Dolar Hong Kong justru menguat 0,01 persen, ringgit Malaysia 0,04 persen, baht Thailand 0,15 persen, won Korea Selatan 0,2 persen, peso Filipina 0,21 persen, dolar Singapura 0,21 persen, dan renmimbi China 0,27 persen.
ADVERTISEMENT
SCROLL TO CONTINUE WITH CONTENT
Begitu pula dengan mata uang utama negara maju.
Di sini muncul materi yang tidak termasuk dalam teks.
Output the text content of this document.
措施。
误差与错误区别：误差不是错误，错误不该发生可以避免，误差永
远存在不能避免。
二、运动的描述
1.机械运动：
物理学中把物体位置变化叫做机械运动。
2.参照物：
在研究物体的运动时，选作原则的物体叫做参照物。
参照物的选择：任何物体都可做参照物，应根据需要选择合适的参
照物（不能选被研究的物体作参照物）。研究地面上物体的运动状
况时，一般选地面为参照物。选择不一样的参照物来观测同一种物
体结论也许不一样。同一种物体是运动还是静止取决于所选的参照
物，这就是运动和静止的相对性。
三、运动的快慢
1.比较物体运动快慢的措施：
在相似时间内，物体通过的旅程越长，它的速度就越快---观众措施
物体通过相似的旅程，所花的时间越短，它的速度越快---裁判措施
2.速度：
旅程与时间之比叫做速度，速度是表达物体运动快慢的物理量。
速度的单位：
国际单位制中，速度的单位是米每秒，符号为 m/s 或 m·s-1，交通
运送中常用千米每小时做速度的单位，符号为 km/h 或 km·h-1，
Dolar Australia menguat 0,3 persen, euro Eropa 0,23 persen, poundsterling Inggris 0,15 persen franc Swiss 0,09 persen, dan dolar Kanada 0,06 persen.
Analis Senior CSA Research Institute Reza Priyambada memproyeksi rupiah tertahan di zona merah pada hari ini karena pelaku pasar diperkirakan kembali meningkatkan permintaan dolar AS. Akibatnya, dolar AS diramal menguat.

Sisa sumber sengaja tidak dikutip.